[![Stars](https://img.shields.io/github/stars/theislab/scib?logo=GitHub&color=yellow)](https://github.com/theislab/scib/stargazers)
[![PyPI](https://img.shields.io/pypi/v/scib?logo=PyPI)](https://pypi.org/project/scib)
[![PyPIDownloads](https://pepy.tech/badge/scib)](https://pepy.tech/project/scib)
[![Build Status](https://github.com/theislab/scib/actions/workflows/test.yml/badge.svg)](https://github.com/theislab/scib/actions/workflows/test.yml)
[![Documentation](https://readthedocs.org/projects/scib/badge/?version=latest)](https://scib.readthedocs.io/en/latest/?badge=latest)
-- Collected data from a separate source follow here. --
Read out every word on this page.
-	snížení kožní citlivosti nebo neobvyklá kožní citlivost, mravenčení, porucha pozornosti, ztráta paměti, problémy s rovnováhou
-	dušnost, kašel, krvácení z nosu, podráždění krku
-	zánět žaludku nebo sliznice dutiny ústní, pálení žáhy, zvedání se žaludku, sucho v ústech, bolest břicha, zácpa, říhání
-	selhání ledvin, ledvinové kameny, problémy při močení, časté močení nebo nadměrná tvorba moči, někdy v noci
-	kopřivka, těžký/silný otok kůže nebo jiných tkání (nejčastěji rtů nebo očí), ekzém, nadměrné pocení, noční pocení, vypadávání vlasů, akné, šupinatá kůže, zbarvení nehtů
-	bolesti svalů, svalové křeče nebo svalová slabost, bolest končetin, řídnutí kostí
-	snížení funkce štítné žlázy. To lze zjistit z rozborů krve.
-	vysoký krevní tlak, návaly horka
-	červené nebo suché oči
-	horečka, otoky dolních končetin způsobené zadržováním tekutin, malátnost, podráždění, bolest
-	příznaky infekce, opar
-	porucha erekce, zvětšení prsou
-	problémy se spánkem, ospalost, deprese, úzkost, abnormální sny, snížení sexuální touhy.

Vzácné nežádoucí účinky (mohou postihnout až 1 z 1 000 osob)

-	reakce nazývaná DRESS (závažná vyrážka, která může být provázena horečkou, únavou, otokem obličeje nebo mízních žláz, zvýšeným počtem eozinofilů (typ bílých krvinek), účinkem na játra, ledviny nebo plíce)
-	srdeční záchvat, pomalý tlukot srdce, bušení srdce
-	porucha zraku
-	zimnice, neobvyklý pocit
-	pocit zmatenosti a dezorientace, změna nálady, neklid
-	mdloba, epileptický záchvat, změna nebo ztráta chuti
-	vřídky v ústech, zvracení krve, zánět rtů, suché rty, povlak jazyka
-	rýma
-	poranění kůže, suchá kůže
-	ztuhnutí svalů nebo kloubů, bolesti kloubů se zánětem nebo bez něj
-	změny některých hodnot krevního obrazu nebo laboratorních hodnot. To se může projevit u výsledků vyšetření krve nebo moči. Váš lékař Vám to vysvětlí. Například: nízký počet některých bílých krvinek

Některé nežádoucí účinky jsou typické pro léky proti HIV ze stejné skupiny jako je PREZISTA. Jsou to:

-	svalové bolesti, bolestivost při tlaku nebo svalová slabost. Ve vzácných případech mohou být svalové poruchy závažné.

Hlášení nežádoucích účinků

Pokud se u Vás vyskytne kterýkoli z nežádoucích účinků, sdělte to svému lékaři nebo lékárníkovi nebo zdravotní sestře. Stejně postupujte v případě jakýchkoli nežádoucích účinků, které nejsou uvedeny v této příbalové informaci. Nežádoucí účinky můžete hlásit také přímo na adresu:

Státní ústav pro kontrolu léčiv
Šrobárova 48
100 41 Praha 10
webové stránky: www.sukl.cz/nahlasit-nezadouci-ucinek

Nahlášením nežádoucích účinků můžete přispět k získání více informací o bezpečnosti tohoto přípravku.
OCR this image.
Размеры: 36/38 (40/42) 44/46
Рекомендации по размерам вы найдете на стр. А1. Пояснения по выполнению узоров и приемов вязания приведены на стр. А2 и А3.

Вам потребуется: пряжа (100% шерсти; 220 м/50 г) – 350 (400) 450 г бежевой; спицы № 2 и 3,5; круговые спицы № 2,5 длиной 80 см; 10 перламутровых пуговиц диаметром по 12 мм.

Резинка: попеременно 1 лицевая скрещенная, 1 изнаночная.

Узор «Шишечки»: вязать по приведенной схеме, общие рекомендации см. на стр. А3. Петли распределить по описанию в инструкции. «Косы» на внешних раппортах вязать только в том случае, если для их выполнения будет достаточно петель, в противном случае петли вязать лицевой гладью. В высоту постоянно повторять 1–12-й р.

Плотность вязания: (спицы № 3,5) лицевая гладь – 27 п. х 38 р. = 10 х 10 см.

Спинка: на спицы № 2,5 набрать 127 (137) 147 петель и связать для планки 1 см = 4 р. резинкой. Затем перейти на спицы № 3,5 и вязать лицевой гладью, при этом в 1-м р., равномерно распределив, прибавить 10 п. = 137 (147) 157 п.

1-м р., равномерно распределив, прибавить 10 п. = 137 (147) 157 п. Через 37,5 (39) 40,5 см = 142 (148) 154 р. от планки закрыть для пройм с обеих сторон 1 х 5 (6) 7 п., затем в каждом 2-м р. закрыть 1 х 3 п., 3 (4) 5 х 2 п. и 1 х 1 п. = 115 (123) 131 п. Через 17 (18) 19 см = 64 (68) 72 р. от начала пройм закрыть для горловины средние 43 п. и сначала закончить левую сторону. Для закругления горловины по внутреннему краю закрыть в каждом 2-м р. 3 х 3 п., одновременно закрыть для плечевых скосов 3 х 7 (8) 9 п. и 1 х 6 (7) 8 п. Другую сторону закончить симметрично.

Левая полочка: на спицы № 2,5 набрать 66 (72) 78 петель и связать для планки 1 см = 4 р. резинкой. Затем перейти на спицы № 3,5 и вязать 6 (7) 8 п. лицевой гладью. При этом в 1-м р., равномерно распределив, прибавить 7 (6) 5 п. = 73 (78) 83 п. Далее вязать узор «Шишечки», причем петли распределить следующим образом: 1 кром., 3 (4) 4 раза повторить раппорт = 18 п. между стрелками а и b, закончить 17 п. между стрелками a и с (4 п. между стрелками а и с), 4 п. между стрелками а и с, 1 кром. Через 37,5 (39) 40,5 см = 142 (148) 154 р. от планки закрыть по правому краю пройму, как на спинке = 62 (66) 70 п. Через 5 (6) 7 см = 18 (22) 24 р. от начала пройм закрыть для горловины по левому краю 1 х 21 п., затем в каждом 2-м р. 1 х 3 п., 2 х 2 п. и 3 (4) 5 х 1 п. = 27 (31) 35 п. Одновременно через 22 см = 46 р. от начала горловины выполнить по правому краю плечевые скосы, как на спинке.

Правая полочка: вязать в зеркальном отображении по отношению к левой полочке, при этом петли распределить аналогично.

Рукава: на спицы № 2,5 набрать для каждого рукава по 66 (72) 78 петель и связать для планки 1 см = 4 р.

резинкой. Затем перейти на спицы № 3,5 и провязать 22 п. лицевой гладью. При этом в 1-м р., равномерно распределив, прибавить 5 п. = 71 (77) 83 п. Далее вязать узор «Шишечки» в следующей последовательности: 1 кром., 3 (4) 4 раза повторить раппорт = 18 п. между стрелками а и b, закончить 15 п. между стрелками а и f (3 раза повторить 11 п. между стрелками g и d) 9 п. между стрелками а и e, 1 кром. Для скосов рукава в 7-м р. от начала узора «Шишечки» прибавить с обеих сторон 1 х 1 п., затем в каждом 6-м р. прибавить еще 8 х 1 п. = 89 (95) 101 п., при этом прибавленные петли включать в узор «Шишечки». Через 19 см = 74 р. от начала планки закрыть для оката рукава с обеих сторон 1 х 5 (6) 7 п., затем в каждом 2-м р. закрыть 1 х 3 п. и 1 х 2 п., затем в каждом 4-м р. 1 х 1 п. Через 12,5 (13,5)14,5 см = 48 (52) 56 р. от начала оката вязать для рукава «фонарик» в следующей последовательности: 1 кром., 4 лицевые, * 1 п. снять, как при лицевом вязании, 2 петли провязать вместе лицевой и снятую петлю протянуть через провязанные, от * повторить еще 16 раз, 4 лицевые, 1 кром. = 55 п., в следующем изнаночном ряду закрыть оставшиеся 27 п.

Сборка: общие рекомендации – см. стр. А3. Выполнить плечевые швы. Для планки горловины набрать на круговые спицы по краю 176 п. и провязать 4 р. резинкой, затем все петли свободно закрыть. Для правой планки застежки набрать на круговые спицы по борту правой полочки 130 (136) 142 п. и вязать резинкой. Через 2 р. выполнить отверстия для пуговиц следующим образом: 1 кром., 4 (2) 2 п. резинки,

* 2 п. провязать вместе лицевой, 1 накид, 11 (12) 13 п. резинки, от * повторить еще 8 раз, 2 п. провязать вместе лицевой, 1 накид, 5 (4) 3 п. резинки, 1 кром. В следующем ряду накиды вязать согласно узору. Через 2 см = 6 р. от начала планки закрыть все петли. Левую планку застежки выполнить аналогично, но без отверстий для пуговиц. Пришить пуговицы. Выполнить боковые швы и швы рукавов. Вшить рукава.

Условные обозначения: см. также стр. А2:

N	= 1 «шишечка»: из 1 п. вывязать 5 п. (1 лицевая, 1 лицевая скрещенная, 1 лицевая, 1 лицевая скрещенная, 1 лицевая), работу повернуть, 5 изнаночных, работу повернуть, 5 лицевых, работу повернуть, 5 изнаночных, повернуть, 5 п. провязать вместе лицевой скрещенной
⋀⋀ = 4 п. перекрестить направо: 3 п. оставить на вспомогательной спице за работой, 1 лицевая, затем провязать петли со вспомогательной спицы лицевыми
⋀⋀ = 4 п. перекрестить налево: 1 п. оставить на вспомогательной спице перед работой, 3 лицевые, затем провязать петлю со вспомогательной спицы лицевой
[![codecov](https://codecov.io/gh/theislab/scib/branch/main/graph/badge.svg?token=M1nuTpAxyS)](https://codecov.io/gh/theislab/scib)
[![pre-commit](https://img.shields.io/badge/pre--commit-enabled-brightgreen?logo=pre-commit&logoColor=white)](https://github.com/pre-commit/pre-commit)
# Benchmarking atlas-level data integration in single-cell genomics
This repository contains the code for the `scib` package used in our benchmarking study for data integration tools.
In [our study](https://doi.org/10.1038/s41592-021-01336-8), we benchmark 16 methods (see Tools) with 4 combinations of
preprocessing steps leading to 68 methods combinations on 85 batches of gene expression and chromatin accessibility
data.
![Workflow](https://raw.githubusercontent.com/theislab/scib/main/docs/source/_static/figure.png)
## Resources
- The git repository of the [`scib` package](https://github.com/theislab/scib) and
its [documentation](https://scib.readthedocs.io/).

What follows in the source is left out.